There also needs to be an acknowledgement that the attacking side of the art is as important, if not more important than the defencive part and not just something we do so that we can practice technique.
Very insightful post.
One of the things I was trying to grasp is that out there, against untrained fighters or non-Japanese arts, not all of them are going to do that one strike decides all. Aikido developed in that environment and it is understandable that the techniques are devised as such.
However Aikido is still applicable in those scenarios if practiced and all I was hoping was that Aikido dojos also trained in dealing with these sorts of attacks by just maintaining ma-ai and quick non-committal redirections.

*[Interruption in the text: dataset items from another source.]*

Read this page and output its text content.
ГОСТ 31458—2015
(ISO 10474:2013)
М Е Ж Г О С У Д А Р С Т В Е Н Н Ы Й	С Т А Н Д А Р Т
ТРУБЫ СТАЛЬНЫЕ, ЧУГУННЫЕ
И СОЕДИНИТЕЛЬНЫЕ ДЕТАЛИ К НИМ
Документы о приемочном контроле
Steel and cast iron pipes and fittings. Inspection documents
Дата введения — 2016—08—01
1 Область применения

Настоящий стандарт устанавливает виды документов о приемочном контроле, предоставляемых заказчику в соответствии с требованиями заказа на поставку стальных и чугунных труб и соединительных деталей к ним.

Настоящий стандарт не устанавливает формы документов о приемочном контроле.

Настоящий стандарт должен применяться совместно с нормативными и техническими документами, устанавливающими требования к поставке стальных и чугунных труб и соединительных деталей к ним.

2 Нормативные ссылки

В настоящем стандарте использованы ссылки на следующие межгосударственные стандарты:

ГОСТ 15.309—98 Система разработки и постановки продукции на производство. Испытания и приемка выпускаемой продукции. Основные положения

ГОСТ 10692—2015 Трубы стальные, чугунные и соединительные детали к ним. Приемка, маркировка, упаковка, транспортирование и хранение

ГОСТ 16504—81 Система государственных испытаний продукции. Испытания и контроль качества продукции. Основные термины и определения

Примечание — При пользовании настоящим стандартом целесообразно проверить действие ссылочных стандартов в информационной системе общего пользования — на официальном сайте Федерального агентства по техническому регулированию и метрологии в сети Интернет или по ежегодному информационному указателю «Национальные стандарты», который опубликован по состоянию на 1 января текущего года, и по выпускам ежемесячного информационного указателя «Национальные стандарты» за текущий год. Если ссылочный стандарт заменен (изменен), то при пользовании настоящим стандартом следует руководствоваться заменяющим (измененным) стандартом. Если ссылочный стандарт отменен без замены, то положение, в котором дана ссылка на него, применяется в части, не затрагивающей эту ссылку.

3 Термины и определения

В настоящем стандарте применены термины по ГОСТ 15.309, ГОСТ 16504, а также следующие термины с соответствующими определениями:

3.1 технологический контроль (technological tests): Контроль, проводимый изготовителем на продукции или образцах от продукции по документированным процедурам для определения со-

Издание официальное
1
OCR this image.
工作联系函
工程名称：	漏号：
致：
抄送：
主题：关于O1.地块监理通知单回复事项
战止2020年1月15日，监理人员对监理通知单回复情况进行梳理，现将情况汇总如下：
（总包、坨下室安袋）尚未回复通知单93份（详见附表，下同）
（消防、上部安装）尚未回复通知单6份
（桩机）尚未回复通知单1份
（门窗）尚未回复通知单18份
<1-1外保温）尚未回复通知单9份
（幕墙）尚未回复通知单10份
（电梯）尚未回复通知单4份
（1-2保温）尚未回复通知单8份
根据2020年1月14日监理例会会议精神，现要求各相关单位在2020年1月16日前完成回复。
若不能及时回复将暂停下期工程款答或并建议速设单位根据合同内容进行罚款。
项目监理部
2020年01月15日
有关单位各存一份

A non-committal attack can be redirected easily and what often confuses students is that they try to apply a full technique that will only work against a ikken hisatsu sort of attack.
This is very much still Aikido but an aspect I feel that has been downplayed and options and focus should be given in this area. This would very much address many of the concerns and criticisms people have of Aikido (some of them which have some truth to it).